Johannesburg -In a story concerning an ancient bestiary, about a community of mice being terrorised by a marauding feline, and who then come up with a solution, there is also reference to the character of a sullen “senior citizen” among the mischief who was sceptical about the solution.
The fable Who Will Bell The Cat? tells us how our coterie of friends had approached their dilemma.
First, a young mouse of the fairer sex came up with a “brilliant idea”.
She suggested that a bell be hung around the neck of the cat so that the community of mice could hear it coming before it pounces.
The solution led to an outburst of unbridled celebration and festivities. While the gaiety continued unabated, an old grey mouse was seen just sitting in a corner, not participating in the jollity.
On being questioned about the source of his phlegmatic take on things, the old mouse responded: “I see you are all in a jovial mood but I ask myself the question, ‘who will bell the cat?’”
This brought an end to the partying and sobriety set in. You see, it is not only a question of coming up with a solution, but of finding a way to implement that solution.
Failed in bid
I thought back on this apologue, as it struck me how excited people were following Fifa president Gianni Infantino’s announcement that his organisation’s suits in Zurich had unanimously agreed to grow the World Cup from 36 to 48 participants in 2026.
This abundant joy was particularly noticeable on the African continent. But yours truly did not participate.
For starters, I wondered how much influence Africa had on that decision.
Remember, the continent under the leadership and representation of Confederation of African Football (CAF) failed in their bid to have Sheikh Salman Bin Ibrahim Al-khalifa of Bahrain ascend to the throne as Fifa president during the February 26 elections last year.
The sheik got 88 votes to Infantino’s 115. Increasing the number of participants at the World Cup finals is indeed part of Infantino’s manifesto.

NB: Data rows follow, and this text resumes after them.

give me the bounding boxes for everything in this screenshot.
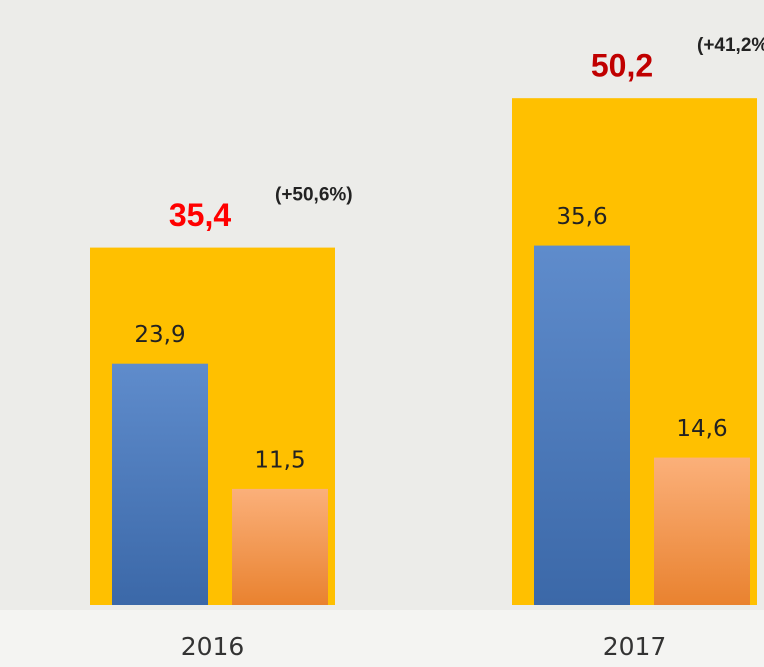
bar	[112, 364, 208, 605]
total-label: 35,4	[169, 197, 231, 233]
value-label: 35,6	[556, 204, 607, 230]
bar	[232, 489, 328, 605]
bar	[534, 246, 630, 605]
chart: 35,4 (+50,6%) 23,9 11,5 2016 50,2 (+41,2%) 35,6…	[0, 0, 764, 667]
change-label: (+41,2%)	[697, 35, 764, 56]
value-label: 11,5	[254, 447, 305, 473]
x-tick-label: 2016	[181, 632, 245, 661]
change-label: (+50,6%)	[275, 185, 353, 206]
value-label: 23,9	[134, 322, 185, 348]
x-tick-label: 2017	[603, 632, 667, 661]
total-label: 50,2	[591, 48, 653, 84]
bar	[654, 458, 750, 605]
value-label: 14,6	[676, 416, 727, 442]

The CAF’s snubbing of the Swiss-Italian in his election could mean that either they did not agree with his approach, or there could be other factors at play. There was a lot of speculation on what had led to the CAF’s decision not to support Infantino and to rather go with the sheik.
However, the election results proved once more that despite Africa being the biggest block in Fifa in numbers, this did not translate to being powerful or united.
Now, the new dispensation, that has been hailed as one of the most positive decisions ever by Fifa, is set to increase Africa’s slots from the present five to nine.
But this does not guarantee that Africa will all of sudden become a football powerhouse, or win the World Cup.
The continent still has to break the glass ceiling, set by Cameroon in 1990, Senegal in 2002 and Ghana in 2010, of reaching the quarterfinals at the global event.
I’m afraid, even in a ballooned 48-team World Cup, Africa will still go to merely make up the numbers.
I don’t see most African teams making it past the envisaged first stage of 48 teams, which will form the 16 groups of three teams each – and the 16 teams that finish at the bottom going home.
The next round, which some have called the “World Cup proper”, will now be made up of 32 teams that would have finished first and second in their groups
I still foresee no more than five African teams making it into the round of 36, which means we are still at square one.
Does this new development call for celebration?
I would only celebrate once Africa proves that they have the quality not only to participate in the World Cup but win the damn contest.
And that can only be done on the field, and not in the boardroom.
While the current status quoprevails, I will reserve my celebrations for better things.
In the meantime, you, my dear reader, will have to bear with my melancholy.